Ce n'est pas une "pensée faible" au sens nihiliste de Gianni Vattimo. La pensée de la complexité et de l'autonomie ne renonce pas à la vérité, ni à la solidarité, ni à vouloir aider à naître un monde meilleur et sortir de la démesure. C'est une pensée rigoureuse et réaliste, dans la plus grande proximité des sciences, mais discrète, prudente, hypothétique, exploratoire et surtout sans aucun pouvoir apparent ni forces sociales pour la porter. En ce sens, une pensée faible ne peut rêver s'imposer au monde et l'ordonner à sa volonté, elle ne peut s'imposer que par défaut et sur le long terme, en creusant patiemment son sillon.
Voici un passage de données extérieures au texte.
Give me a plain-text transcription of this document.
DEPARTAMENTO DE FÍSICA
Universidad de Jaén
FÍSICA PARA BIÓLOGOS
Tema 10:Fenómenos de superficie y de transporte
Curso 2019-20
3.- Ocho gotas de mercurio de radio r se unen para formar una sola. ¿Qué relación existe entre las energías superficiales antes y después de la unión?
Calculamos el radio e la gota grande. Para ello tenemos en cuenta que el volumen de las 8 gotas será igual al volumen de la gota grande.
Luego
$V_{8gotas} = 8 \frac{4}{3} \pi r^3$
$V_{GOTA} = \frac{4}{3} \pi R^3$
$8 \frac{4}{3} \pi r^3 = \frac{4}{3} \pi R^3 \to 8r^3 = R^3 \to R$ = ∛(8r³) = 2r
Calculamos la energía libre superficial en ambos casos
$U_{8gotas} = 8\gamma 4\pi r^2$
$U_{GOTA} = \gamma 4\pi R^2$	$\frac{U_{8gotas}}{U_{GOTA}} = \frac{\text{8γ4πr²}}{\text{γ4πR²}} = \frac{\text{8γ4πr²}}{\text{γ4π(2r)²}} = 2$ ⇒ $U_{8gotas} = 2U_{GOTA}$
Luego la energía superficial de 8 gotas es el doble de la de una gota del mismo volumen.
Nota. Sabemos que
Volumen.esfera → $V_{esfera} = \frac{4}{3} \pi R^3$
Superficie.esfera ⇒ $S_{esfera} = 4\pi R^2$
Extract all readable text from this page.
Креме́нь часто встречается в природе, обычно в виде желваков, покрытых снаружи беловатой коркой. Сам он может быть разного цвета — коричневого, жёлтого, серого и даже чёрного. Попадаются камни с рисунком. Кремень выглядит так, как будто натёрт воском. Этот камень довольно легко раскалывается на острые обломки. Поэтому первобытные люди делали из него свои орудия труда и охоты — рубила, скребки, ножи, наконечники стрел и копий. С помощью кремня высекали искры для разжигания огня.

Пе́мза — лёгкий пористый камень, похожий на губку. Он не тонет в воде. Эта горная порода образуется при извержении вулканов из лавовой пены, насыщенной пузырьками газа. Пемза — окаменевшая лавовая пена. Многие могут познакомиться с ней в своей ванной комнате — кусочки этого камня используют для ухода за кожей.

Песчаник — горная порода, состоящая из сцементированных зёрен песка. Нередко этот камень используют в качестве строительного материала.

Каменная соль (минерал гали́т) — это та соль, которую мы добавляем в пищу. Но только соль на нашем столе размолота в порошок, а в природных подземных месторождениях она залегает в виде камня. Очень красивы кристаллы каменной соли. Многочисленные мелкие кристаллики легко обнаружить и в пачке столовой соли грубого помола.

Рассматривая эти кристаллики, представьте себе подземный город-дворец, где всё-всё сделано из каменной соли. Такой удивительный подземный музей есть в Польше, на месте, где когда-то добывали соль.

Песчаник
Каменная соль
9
Sa seule force est dans sa part de vérité et sa supposée pertinence mais une pensée consciente de sa faiblesse doit se résigner au fait que "le faux est un moment du vrai", elle doit savoir attendre que se dissipent les illusions, que les plus forts avouent leur impuissance, que les anciennes idéologies témoignent de leur obsolescence, que les solutions qui paraissaient les plus faciles échouent une à une. C'est le destin prévisible de tous les volontarismes et dogmatismes simplificateurs avec lesquels les nouveaux mouvements d'émancipation devront compter mais qu'il faudra bien arriver à dépasser si on ne veut pas continuer à subir passivement la dégradation de nos conditions de vie. On n'a peut-être pas besoin pour cela de "pensées puissantes" promettant une régénération de l'être avec l'abolition immédiate de la domination, du capitalisme, de la technologie et de l'aliénation au nom de raisons trop logiques, mystiques ou métaphysiques. Il ne manque pas d'idéologues, de fanatiques et de petits maîtres pour répandre la terreur. On peut dire que cette "pensée faible" les attend au tournant pour aider à sortir de l'ornière quand toutes les folies auront été essayées et qu'il ne restera plus qu'à reconnaître la réalité dans ses limitations et ses potentialités, avec son caractère si souvent décevant sans doute mais ses ouvertures aussi, ses occasions qu'il faut savoir saisir, ses opportunités qu'il ne faut pas rater, sans jamais renoncer à la raison : "La voix de la raison est basse mais elle dit toujours la même chose".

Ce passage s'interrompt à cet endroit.